Reputation: 3494
If I have some made up data:
import pandas as pd
import numpy as np
from numpy.random import randint
np.random.seed(10) # added for reproductibility
import numpy as np
import pandas as pd
np.random.seed(11)
rows,cols = 50000,2
data = np.random.rand(rows,cols)
tidx = pd.date_range('2019-01-01', periods=rows, freq='T')
df = pd.DataFrame(data, columns=['Temperature','Value'], index=tidx)
mediany= df.Value.median()
How could I filter the df
based on filtering out entire days of data? For example for each day of data, if the average of Value
is less than the entire average Value
for entire dataset (mediany
), discard this day..
I think I can filter out all data that is less than the average but this doesn't preserve complete days of data which I need.
df = df[(df[['Value']] >= mediany).all(axis=1)]
df
Any tips greatly appreciated hopefully this makes sense!
Upvotes: 0
Views: 51
Reputation: 150735
You can use groupby().transform
:
s = (df['Value'].ge(mediany) # compare to mediany
.groupby(df.index.normalize()) # groupby day
.transform('any') # any time with value larger than median
)
df[s]
P/S: the entire average Value for entire dataset (mediany), median is not average :-)
Upvotes: 1
Reputation: 196
You can try the following code. I have added comments:-
import pandas as pd
import numpy as np
from numpy.random import randint
np.random.seed(10) # added for reproductibility
import numpy as np
import pandas as pd
np.random.seed(11)
rows,cols = 50000,2
data = np.random.rand(rows,cols)
tidx = pd.date_range('2019-01-01', periods=rows, freq='T')
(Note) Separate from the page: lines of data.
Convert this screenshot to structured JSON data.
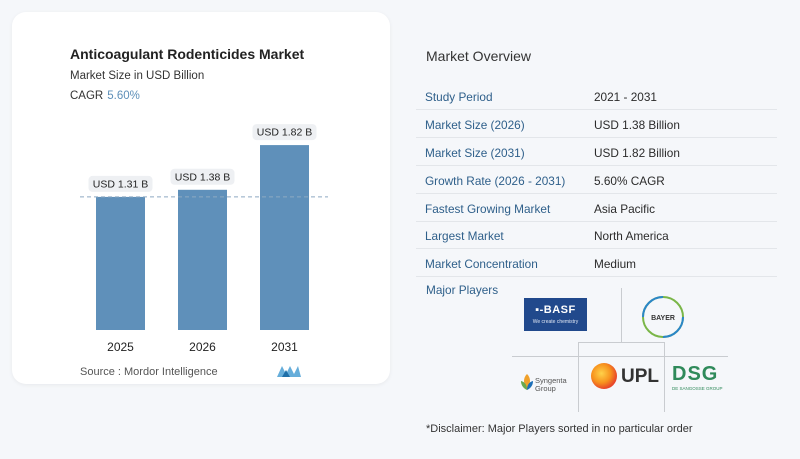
{
  "chart": {
    "title": "Anticoagulant Rodenticides Market",
    "subtitle": "Market Size in USD Billion",
    "cagr_label": "CAGR",
    "cagr_value": "5.60%",
    "source": "Source :  Mordor Intelligence",
    "bar_color": "#5f90ba",
    "bar_color_light": "#7ea9cb"
  },
  "chart_data": {
    "type": "bar",
    "categories": [
      "2025",
      "2026",
      "2031"
    ],
    "values": [
      1.31,
      1.38,
      1.82
    ],
    "data_labels": [
      "USD 1.31 B",
      "USD 1.38 B",
      "USD 1.82 B"
    ],
    "title": "Anticoagulant Rodenticides Market",
    "subtitle": "Market Size in USD Billion",
    "xlabel": "",
    "ylabel": "",
    "ylim": [
      0,
      2.0
    ],
    "grid": false,
    "reference_line": "dashed line at 2025 value"
  },
  "overview": {
    "title": "Market Overview",
    "rows": [
      {
        "label": "Study Period",
        "value": "2021 - 2031"
      },
      {
        "label": "Market Size (2026)",
        "value": "USD 1.38 Billion"
      },
      {
        "label": "Market Size (2031)",
        "value": "USD 1.82 Billion"
      },
      {
        "label": "Growth Rate (2026 - 2031)",
        "value": "5.60% CAGR"
      },
      {
        "label": "Fastest Growing Market",
        "value": "Asia Pacific"
      },
      {
        "label": "Largest Market",
        "value": "North America"
      },
      {
        "label": "Market Concentration",
        "value": "Medium"
      }
    ],
    "players_label": "Major Players",
    "players": {
      "basf": "BASF",
      "basf_tagline": "We create chemistry",
      "bayer": "BAYER",
      "upl": "UPL",
      "syngenta": "Syngenta",
      "syngenta_group": "Group",
      "dsg": "DSG",
      "dsg_tagline": "DE SANGOSSE GROUP"
    },
    "disclaimer": "*Disclaimer: Major Players sorted in no particular order"
  }
}
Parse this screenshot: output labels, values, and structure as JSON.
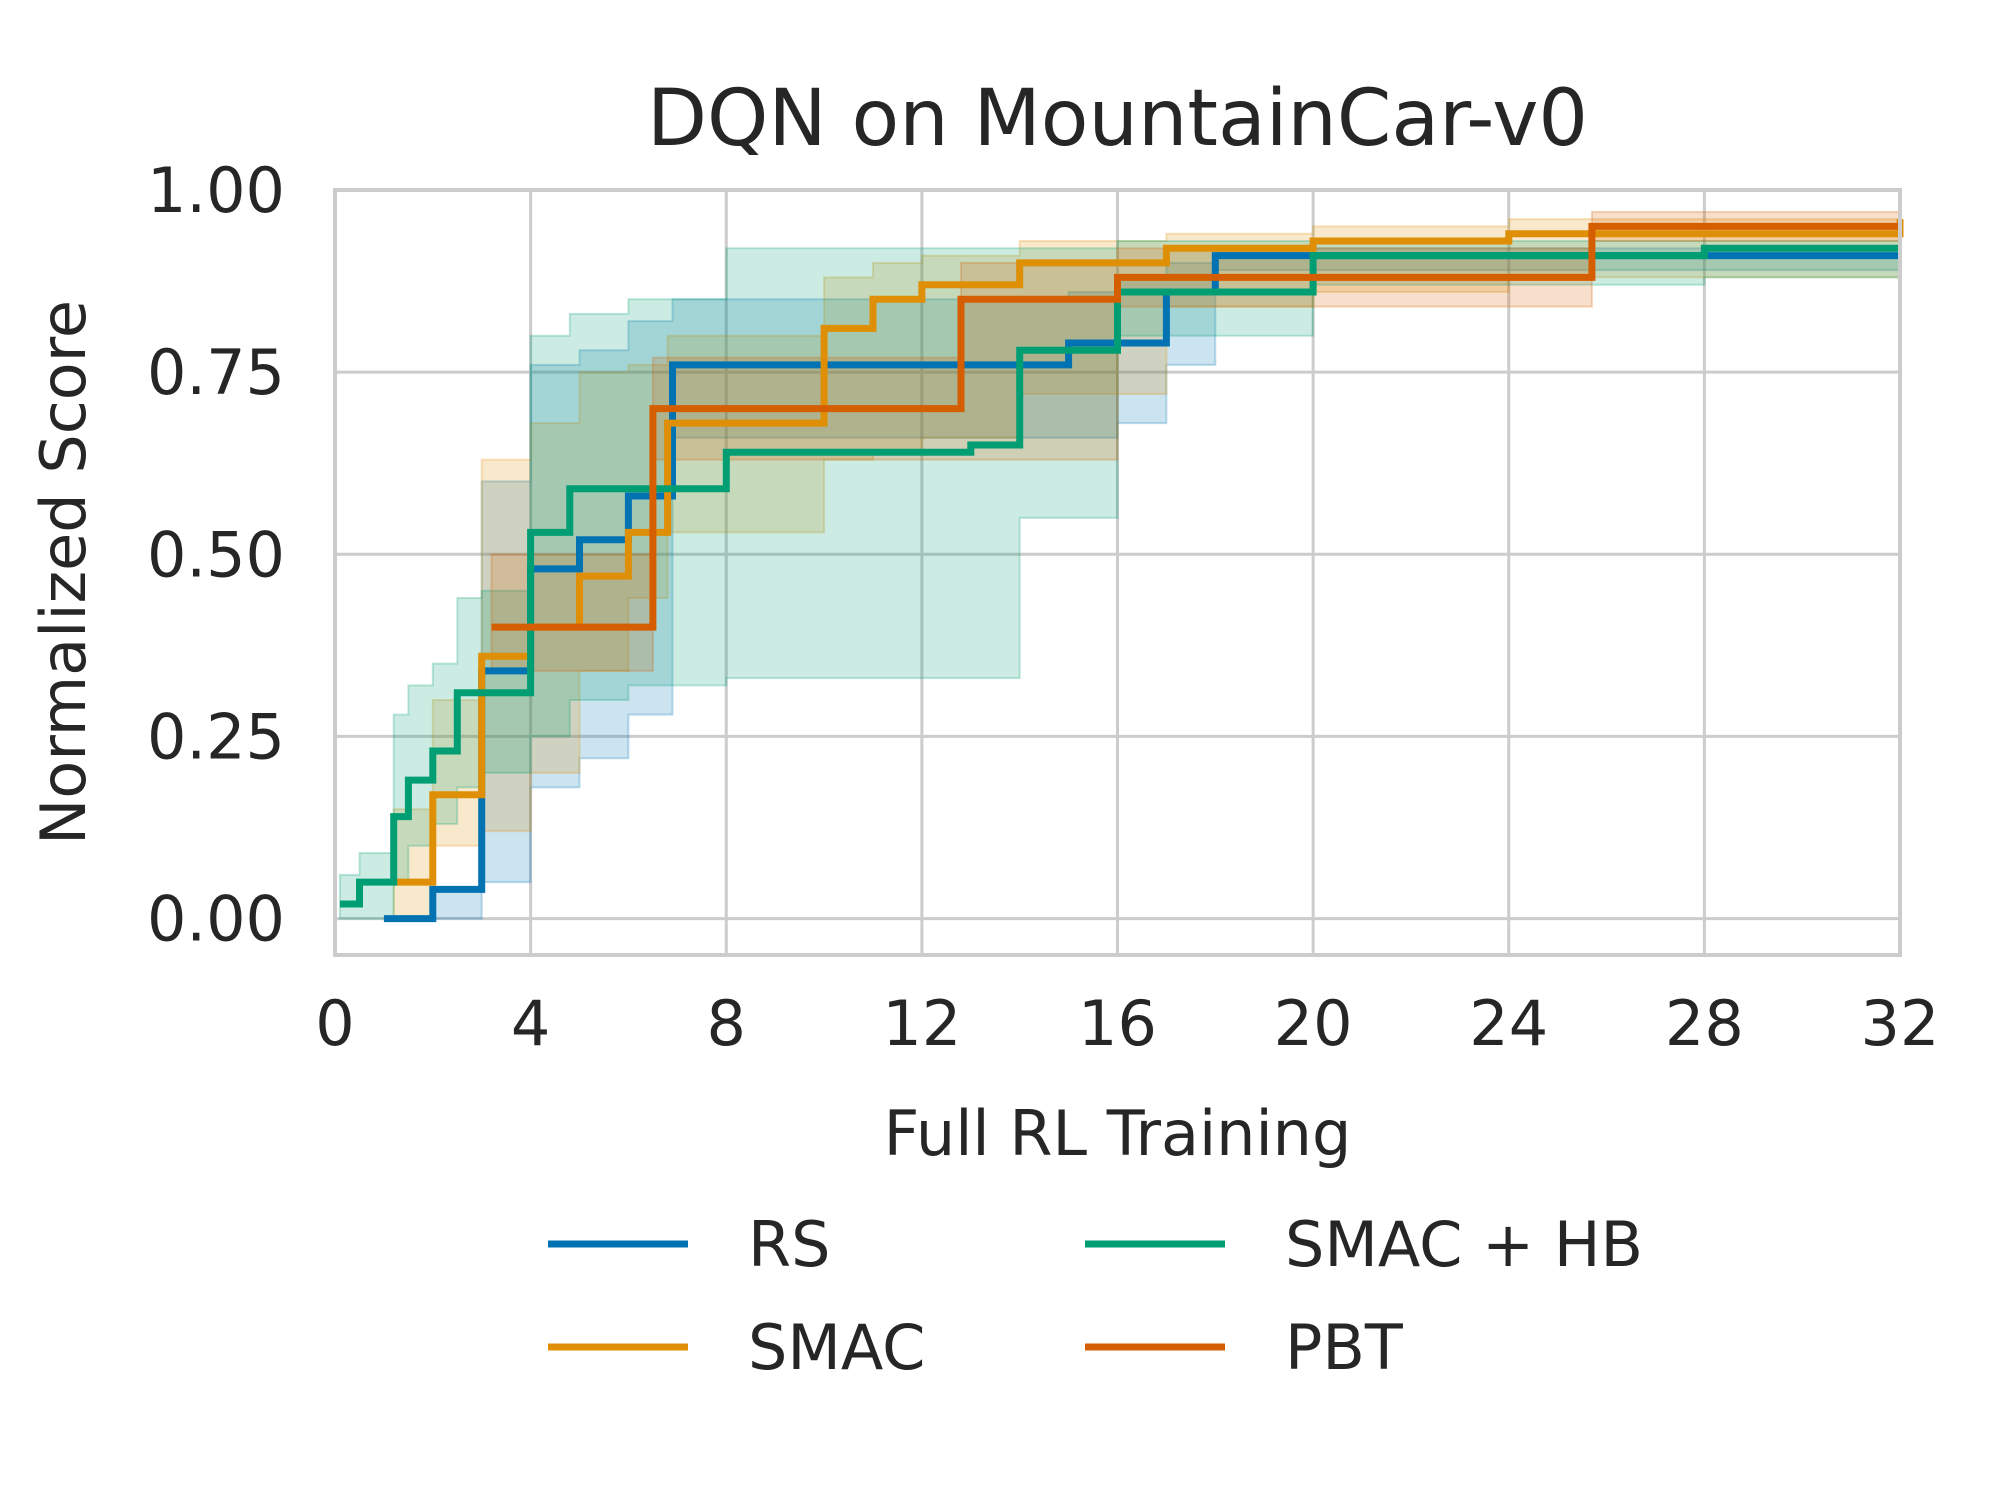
{
  "chart_data": {
    "type": "line",
    "title": "DQN on MountainCar-v0",
    "xlabel": "Full RL Training",
    "ylabel": "Normalized Score",
    "xlim": [
      0,
      32
    ],
    "ylim": [
      -0.05,
      1.0
    ],
    "xticks": [
      "0",
      "4",
      "8",
      "12",
      "16",
      "20",
      "24",
      "28",
      "32"
    ],
    "yticks": [
      "0.00",
      "0.25",
      "0.50",
      "0.75",
      "1.00"
    ],
    "grid": true,
    "legend_position": "bottom",
    "series": [
      {
        "name": "RS",
        "color": "#0173b2",
        "x": [
          1,
          2,
          3,
          3.2,
          4,
          5,
          6,
          6.9,
          15,
          16,
          17,
          18,
          32
        ],
        "y": [
          0.0,
          0.04,
          0.34,
          0.34,
          0.48,
          0.52,
          0.58,
          0.76,
          0.79,
          0.79,
          0.86,
          0.91,
          0.91
        ],
        "band_lower": [
          0.0,
          0.0,
          0.05,
          0.05,
          0.18,
          0.22,
          0.28,
          0.66,
          0.66,
          0.68,
          0.76,
          0.89,
          0.89
        ],
        "band_upper": [
          0.0,
          0.04,
          0.6,
          0.6,
          0.76,
          0.78,
          0.82,
          0.85,
          0.86,
          0.88,
          0.9,
          0.92,
          0.92
        ]
      },
      {
        "name": "SMAC",
        "color": "#de8f05",
        "x": [
          1.2,
          2,
          3,
          4,
          5,
          6,
          6.8,
          10,
          11,
          12,
          14,
          17,
          20,
          24,
          32
        ],
        "y": [
          0.05,
          0.17,
          0.36,
          0.4,
          0.47,
          0.53,
          0.68,
          0.81,
          0.85,
          0.87,
          0.9,
          0.92,
          0.93,
          0.94,
          0.96
        ],
        "band_lower": [
          0.0,
          0.1,
          0.12,
          0.2,
          0.34,
          0.44,
          0.53,
          0.63,
          0.64,
          0.66,
          0.72,
          0.84,
          0.86,
          0.88,
          0.92
        ],
        "band_upper": [
          0.15,
          0.3,
          0.63,
          0.68,
          0.75,
          0.76,
          0.8,
          0.88,
          0.9,
          0.91,
          0.93,
          0.94,
          0.95,
          0.96,
          0.97
        ]
      },
      {
        "name": "SMAC + HB",
        "color": "#029e73",
        "x": [
          0.1,
          0.5,
          1.2,
          1.5,
          2,
          2.5,
          3,
          4,
          4.8,
          6,
          8,
          13,
          14,
          16,
          20,
          28,
          32
        ],
        "y": [
          0.02,
          0.05,
          0.14,
          0.19,
          0.23,
          0.31,
          0.31,
          0.53,
          0.59,
          0.59,
          0.64,
          0.65,
          0.78,
          0.86,
          0.91,
          0.92,
          0.92
        ],
        "band_lower": [
          0.0,
          0.0,
          0.05,
          0.1,
          0.13,
          0.18,
          0.2,
          0.25,
          0.3,
          0.32,
          0.33,
          0.33,
          0.55,
          0.8,
          0.87,
          0.88,
          0.88
        ],
        "band_upper": [
          0.06,
          0.09,
          0.28,
          0.32,
          0.35,
          0.44,
          0.45,
          0.8,
          0.83,
          0.85,
          0.92,
          0.92,
          0.92,
          0.93,
          0.93,
          0.93,
          0.93
        ]
      },
      {
        "name": "PBT",
        "color": "#d55e00",
        "x": [
          3.2,
          6.5,
          12.8,
          16,
          25.7,
          32
        ],
        "y": [
          0.4,
          0.7,
          0.85,
          0.88,
          0.95,
          0.95
        ],
        "band_lower": [
          0.34,
          0.63,
          0.63,
          0.84,
          0.93,
          0.93
        ],
        "band_upper": [
          0.5,
          0.77,
          0.9,
          0.92,
          0.97,
          0.97
        ]
      }
    ]
  },
  "legend": {
    "items": [
      "RS",
      "SMAC",
      "SMAC + HB",
      "PBT"
    ]
  }
}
df = pd.DataFrame(data, columns=['Temperature','Value'], index=tidx)
df["Date"] = df.index
#calculate day wise mean
def calculate_mean(x):
return np.mean(x)
df_day_mean = df.groupby(df.index).agg({
'Value': [('Value', calculate_mean)]
})
df_day_mean.columns = df_day_mean.columns.droplevel()
#calculate whole mean
mean = df.Value.mean()
#get the days where average value is less than whole mean
df_to_discard = df_day_mean[df_day_mean["Value"]<mean]
index_to_discard = df_to_discard.index
# drop these indices from the original df
filtered_df = df.drop(index_to_discard)
Upvotes: 0